6. De seconde part, il est constant que la requérante s'est mariée en France le 14 décembre 2019 avec M. C, ressortissant français. Pour établir la communauté de vie à compter de cette date et jusqu'à celle de la décision contestée, Mme C produit notamment, au titre de cette période, un avis d'impôt établi en 2020, des relevés de prestations établis par la CPAM de la Gironde, des factures d'eau et d'électricité, des documents bancaires et postaux ainsi que des bulletins de salaires et de nombreux documents administratifs qui sont tous établis au nom des deux époux ou adressés à l'un ou l'autre des conjoints en faisant état de leur adresse commune à Puisseguin. Ces différents justificatifs permettent d'établir que Mme C résidait effectivement avec son époux à l'adresse mentionnée sur ces documents et que la communauté de vie n'a pas cessé depuis le mariage, soit depuis plus de six mois à la date de la décision en litige.

7. Dès lors, le moyen soulevé par Mme C, tiré de ce que la préfète de la Gironde n'était pas fondée à lui opposer le caractère irrégulier de son arrivée en France et l'absence de communauté de vie avec son conjoint depuis plus de six mois pour rejeter sa demande de visa de long séjour et, partant, sa demande de titre de séjour en qualité de conjointe d'un ressortissant français, doit être accueilli.

8. Il résulte de ce qui précède, sans qu'il soit besoin d'examiner les autres moyens de la requête, que Mme C est fondée à soutenir que c'est à tort que, par le jugement attaqué, le tribunal administratif de Bordeaux a rejeté sa demande.
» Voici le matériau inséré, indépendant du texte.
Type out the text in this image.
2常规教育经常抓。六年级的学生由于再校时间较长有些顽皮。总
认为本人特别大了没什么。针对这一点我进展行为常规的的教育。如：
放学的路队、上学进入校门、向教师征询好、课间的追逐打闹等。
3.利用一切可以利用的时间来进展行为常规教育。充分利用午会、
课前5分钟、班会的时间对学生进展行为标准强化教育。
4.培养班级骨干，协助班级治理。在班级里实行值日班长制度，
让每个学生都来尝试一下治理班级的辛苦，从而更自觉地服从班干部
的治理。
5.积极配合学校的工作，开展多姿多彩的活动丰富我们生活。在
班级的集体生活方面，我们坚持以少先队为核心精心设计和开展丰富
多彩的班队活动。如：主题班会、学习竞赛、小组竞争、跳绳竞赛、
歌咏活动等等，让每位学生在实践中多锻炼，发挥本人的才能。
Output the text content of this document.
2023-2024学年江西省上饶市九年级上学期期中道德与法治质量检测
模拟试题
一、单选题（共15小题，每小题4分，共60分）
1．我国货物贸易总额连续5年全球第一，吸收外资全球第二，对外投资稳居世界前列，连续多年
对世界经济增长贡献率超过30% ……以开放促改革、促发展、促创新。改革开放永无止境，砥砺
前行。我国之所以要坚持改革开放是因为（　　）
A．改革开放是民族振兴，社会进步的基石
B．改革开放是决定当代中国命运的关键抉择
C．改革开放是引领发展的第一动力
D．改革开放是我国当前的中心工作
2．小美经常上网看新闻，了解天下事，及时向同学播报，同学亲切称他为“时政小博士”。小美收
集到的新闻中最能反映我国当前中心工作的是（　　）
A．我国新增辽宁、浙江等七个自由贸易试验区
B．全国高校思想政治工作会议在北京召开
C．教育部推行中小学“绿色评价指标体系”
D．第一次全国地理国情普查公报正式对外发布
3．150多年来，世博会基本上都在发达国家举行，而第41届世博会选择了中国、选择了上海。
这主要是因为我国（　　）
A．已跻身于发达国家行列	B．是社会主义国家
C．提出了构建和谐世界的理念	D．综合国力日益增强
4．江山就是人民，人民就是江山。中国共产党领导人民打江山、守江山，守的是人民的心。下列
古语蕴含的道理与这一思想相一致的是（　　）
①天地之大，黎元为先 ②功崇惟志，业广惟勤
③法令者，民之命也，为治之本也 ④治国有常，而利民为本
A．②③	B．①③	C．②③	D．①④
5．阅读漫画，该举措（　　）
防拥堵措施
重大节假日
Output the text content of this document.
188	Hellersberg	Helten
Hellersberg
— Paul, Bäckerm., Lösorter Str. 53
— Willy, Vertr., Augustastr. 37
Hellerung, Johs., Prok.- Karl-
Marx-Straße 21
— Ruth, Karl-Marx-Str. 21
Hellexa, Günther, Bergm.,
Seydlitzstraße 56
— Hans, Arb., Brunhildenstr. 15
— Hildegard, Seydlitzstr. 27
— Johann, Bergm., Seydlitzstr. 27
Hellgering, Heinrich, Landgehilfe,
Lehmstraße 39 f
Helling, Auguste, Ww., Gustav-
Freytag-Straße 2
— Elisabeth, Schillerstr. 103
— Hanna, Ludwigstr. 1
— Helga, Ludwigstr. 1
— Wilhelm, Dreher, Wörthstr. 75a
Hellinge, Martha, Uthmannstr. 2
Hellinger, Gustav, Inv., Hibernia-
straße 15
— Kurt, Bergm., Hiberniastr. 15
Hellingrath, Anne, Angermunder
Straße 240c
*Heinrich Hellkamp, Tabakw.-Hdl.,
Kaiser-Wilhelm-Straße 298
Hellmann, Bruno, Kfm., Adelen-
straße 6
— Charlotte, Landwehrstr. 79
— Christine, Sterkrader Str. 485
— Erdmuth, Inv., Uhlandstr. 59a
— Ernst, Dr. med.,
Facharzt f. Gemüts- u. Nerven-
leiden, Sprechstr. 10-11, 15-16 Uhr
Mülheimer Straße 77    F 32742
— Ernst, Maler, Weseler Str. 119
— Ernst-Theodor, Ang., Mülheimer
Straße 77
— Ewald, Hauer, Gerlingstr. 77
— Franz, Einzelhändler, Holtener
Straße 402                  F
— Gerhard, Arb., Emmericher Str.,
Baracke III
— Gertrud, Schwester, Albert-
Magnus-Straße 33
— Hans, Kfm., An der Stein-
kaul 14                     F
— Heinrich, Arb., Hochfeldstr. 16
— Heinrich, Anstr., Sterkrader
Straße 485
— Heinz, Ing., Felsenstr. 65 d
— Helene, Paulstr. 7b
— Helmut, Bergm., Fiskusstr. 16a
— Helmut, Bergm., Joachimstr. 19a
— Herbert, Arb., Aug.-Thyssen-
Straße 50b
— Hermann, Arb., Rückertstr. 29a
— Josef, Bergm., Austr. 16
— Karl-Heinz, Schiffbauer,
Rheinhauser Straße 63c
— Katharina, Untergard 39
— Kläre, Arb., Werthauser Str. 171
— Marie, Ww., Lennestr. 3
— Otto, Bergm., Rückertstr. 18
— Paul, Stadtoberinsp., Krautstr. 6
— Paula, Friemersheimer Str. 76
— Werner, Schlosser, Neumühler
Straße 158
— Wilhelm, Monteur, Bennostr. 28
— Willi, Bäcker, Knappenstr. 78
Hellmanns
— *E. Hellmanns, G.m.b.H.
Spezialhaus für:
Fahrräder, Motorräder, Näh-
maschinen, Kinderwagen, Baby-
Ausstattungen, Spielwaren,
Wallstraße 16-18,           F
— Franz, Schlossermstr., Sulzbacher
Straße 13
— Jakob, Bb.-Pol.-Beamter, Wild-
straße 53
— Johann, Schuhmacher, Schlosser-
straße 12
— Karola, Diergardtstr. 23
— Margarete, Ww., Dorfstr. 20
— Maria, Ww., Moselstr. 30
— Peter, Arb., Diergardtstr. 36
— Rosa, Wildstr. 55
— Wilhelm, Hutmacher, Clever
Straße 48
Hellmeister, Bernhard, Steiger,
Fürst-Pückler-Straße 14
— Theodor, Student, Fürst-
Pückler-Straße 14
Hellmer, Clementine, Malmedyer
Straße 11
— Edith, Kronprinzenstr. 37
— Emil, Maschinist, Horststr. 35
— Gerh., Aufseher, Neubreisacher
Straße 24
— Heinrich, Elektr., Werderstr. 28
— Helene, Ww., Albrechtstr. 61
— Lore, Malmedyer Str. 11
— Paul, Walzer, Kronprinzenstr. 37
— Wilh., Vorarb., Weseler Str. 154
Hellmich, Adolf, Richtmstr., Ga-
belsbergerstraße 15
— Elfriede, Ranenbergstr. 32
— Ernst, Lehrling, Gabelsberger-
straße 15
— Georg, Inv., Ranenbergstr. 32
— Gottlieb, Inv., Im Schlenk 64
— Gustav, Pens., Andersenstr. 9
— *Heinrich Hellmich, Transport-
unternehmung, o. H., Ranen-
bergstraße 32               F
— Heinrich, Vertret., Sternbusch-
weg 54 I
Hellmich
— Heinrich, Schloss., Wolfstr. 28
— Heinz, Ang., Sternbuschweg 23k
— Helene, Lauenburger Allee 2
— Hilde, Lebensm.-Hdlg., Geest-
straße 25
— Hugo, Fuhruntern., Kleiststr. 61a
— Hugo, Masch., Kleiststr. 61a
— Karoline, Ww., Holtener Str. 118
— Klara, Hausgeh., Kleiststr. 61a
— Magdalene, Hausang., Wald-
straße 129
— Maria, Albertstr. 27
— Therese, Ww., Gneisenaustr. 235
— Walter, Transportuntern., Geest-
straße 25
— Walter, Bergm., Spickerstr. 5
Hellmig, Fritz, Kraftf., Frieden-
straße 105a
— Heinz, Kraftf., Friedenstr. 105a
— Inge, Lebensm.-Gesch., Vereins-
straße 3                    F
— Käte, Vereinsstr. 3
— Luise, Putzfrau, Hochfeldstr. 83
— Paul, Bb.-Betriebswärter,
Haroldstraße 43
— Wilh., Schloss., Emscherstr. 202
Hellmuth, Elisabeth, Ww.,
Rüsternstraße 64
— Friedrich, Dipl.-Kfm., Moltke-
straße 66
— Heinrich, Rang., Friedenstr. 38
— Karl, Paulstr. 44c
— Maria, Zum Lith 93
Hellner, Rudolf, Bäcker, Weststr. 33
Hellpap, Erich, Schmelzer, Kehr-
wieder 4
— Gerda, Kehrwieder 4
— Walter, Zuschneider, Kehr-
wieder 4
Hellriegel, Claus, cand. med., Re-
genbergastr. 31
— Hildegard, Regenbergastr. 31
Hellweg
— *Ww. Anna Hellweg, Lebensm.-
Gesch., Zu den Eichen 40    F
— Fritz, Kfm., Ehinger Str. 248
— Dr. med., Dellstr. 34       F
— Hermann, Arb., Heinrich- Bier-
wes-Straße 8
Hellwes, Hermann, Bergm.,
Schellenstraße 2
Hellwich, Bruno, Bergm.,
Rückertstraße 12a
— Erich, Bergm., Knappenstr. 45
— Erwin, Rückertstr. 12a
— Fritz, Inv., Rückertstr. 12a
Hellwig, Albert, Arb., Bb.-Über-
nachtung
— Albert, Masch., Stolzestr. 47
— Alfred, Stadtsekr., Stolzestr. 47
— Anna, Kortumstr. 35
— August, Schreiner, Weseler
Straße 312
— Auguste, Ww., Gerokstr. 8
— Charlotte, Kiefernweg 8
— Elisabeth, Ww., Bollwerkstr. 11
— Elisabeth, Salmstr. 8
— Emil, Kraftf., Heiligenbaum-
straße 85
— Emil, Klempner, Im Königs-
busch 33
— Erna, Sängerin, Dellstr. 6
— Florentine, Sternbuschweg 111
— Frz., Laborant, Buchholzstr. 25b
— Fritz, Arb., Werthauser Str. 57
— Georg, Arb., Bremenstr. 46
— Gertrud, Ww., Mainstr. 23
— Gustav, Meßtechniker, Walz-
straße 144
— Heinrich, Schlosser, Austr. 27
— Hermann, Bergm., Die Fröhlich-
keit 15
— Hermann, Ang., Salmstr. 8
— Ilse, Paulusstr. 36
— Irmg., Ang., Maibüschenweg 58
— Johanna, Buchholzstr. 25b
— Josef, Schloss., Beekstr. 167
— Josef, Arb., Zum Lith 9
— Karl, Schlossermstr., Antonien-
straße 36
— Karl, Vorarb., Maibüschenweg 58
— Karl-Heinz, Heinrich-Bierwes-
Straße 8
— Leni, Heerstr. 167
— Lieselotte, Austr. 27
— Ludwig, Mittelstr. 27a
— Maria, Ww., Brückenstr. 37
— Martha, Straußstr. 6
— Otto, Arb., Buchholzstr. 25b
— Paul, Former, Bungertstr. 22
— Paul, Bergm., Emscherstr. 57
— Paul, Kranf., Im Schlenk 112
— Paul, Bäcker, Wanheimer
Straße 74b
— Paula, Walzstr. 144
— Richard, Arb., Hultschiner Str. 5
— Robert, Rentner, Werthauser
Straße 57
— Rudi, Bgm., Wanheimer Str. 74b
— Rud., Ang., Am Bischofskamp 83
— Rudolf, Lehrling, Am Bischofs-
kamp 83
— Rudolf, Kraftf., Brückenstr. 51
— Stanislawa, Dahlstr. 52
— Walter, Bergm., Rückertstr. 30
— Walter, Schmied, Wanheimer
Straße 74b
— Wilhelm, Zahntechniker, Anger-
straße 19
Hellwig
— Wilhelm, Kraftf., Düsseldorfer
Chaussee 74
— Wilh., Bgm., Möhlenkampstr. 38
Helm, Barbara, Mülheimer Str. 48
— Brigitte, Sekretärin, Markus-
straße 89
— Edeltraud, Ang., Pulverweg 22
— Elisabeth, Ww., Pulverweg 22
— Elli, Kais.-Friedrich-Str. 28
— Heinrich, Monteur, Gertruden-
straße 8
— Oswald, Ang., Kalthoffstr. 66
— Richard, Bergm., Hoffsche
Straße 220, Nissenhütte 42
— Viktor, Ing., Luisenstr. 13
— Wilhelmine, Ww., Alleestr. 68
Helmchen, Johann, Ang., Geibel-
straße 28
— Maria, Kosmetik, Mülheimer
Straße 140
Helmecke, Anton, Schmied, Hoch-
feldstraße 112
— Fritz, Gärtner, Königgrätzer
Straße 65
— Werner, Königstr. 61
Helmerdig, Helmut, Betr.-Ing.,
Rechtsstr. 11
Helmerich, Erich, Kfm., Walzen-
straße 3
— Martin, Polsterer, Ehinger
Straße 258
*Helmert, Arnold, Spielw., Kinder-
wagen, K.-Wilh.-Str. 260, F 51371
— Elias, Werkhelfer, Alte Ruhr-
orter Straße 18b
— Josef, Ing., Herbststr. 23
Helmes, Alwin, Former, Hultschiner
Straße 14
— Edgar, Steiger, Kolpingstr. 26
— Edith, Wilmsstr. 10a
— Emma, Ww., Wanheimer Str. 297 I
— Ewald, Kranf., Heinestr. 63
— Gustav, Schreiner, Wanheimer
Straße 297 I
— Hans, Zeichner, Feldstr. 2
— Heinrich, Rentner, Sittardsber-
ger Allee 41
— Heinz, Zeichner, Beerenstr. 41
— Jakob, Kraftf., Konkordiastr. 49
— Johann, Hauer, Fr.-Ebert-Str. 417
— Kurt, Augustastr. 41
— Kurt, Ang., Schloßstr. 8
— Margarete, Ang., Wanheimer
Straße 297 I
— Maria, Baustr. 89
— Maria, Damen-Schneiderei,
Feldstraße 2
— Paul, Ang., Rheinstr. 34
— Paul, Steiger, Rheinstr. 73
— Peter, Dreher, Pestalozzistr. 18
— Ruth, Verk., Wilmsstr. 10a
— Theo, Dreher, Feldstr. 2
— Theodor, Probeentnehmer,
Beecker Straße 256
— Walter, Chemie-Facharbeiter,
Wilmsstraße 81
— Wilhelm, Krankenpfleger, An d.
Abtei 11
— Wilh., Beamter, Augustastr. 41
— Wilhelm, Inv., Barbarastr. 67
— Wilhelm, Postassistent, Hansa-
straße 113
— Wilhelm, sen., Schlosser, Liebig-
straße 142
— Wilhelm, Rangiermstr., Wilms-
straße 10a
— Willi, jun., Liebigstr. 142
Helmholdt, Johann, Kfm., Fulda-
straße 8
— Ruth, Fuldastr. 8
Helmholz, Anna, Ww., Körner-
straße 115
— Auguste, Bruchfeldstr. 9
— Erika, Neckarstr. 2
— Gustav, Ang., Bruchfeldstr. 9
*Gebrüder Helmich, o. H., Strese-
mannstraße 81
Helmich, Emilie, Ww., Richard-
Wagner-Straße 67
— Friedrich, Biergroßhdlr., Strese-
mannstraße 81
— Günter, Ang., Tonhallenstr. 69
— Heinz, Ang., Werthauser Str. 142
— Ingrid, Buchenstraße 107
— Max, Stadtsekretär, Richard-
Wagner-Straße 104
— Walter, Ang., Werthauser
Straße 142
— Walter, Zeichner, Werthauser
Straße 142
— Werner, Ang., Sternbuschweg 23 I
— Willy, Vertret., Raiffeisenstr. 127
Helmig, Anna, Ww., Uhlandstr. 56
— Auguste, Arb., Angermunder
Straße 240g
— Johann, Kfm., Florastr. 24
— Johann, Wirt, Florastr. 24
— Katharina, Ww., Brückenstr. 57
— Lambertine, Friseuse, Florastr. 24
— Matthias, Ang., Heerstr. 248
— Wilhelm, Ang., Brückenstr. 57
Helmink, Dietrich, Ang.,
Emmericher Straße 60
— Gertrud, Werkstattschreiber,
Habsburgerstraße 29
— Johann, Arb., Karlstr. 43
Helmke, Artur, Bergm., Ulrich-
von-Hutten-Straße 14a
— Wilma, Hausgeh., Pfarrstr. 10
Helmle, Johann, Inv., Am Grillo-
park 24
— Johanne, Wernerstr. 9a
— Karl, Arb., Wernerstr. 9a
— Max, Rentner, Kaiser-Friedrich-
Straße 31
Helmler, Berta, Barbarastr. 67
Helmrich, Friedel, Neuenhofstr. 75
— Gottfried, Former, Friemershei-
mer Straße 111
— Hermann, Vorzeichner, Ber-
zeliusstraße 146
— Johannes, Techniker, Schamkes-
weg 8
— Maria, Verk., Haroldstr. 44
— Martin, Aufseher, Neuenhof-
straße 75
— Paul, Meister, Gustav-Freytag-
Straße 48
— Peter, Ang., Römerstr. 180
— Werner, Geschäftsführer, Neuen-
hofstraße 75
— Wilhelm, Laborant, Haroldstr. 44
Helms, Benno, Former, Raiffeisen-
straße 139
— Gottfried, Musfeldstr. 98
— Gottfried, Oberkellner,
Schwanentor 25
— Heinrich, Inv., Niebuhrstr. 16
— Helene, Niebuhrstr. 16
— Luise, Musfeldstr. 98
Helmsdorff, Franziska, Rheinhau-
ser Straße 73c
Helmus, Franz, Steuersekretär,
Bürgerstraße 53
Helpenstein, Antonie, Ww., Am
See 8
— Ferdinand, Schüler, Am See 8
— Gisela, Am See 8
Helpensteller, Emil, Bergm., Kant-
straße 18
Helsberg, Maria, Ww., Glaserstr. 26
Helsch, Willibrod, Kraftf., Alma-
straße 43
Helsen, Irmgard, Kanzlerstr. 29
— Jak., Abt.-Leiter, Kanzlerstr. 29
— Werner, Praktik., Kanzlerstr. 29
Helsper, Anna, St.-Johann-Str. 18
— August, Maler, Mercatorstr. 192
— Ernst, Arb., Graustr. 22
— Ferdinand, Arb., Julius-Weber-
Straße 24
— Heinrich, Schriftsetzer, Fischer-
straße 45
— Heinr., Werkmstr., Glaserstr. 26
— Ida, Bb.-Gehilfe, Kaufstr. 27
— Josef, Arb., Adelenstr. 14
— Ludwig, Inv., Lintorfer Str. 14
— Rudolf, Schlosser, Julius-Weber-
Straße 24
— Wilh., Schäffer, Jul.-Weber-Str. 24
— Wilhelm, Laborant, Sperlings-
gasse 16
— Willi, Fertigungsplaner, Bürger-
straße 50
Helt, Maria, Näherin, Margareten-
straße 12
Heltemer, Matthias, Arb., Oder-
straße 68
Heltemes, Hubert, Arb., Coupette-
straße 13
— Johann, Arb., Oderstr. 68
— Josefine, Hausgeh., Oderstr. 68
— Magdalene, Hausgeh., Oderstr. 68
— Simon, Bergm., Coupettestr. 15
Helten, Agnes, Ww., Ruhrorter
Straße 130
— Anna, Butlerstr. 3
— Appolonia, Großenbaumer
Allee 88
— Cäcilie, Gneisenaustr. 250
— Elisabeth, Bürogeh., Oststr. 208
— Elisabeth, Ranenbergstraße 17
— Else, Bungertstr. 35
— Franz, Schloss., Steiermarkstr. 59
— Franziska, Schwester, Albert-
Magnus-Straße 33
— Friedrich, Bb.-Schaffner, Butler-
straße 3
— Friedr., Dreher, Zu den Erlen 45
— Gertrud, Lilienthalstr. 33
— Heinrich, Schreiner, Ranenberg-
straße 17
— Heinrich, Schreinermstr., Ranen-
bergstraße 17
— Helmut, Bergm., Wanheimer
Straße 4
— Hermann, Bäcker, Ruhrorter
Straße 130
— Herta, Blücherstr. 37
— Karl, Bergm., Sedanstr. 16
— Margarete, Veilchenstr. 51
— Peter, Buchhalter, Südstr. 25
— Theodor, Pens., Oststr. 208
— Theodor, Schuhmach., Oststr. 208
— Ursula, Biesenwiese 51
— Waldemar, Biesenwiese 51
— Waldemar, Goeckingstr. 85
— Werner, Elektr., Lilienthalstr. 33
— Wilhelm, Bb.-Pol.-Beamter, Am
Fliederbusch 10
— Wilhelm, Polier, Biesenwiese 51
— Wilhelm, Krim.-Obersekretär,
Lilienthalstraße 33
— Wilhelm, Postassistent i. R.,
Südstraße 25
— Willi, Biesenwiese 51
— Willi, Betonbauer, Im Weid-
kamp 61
Elle est dès lors fondée à demander l'annulation de ce jugement ainsi que celle de la décision de la préfète de la Gironde du 25 novembre 2020.

Sur les conclusions à fin d'injonction :

9. Eu égard au motif d'annulation retenu et en l'absence de changement dans les circonstances de droit et de fait intervenu depuis l'édiction de la décision du 25 novembre 2020, l'exécution du présent arrêt implique nécessairement la délivrance, au profit de Mme C, d'une carte de séjour temporaire portant la mention " vie privée et familiale ". Dès lors, il y a lieu d'enjoindre à la préfète de la Gironde de délivrer un tel titre de séjour à l'intéressée dans un délai de deux mois à compter de la notification du présent arrêt et, dans l'attente, de la munir d'une autorisation provisoire de séjour.

Sur les frais liés au litige :

10. Il y a lieu, dans les circonstances de l'espèce, de mettre à la charge de l'Etat une somme de 1 200 euros au titre des frais exposés par Mme C et non compris dans les dépens.

DECIDE :

Article 1er : Le jugement n° 2103263 du 1er février 2022 du tribunal administratif de Bordeaux est annulé.

Article 2 : La décision de la préfète de la Gironde du 25 novembre 2020 est annulée.

Article 3 : Il est enjoint à la préfète de la Gironde de délivrer à Mme C une carte de séjour temporaire portant la mention " vie privée et familiale " dans un délai de deux mois à compter de la notification du présent arrêt et, dans l'attente, de la munir d'une autorisation provisoire de séjour.

Article 4 : L'Etat versera à Mme C une somme de 1 200 euros au titre de l'article L. 761-1 du code de justice administrative.

Article 5 : Le présent arrêt sera notifié à Mme A B épouse C et au ministre de l'intérieur et des outre-mer.

Copie en sera adressée à la préfète de la Gironde.

Délibéré après l'audience du 18 octobre 2022 à laquelle siégeaient :

Mme Evelyne Balzamo, présidente,

Mme Bénédicte Martin, présidente-assesseure,

M. Michaël Kauffmann, premier conseiller,

Rendu public par mise à disposition au greffe le 9 novembre 2022.

Le rapporteur,

Michaël D La présidente,

Evelyne BalzamoLe greffier,

Christophe Pelletier

La République mande et ordonne au ministre de l'intérieur et des outre-mer en ce qui le concerne, et à tous commissaires de justice à ce requis, en ce qui concerne les voies de droit commun contre les parties privées, de pourvoir à l'exécution du présent arrêt.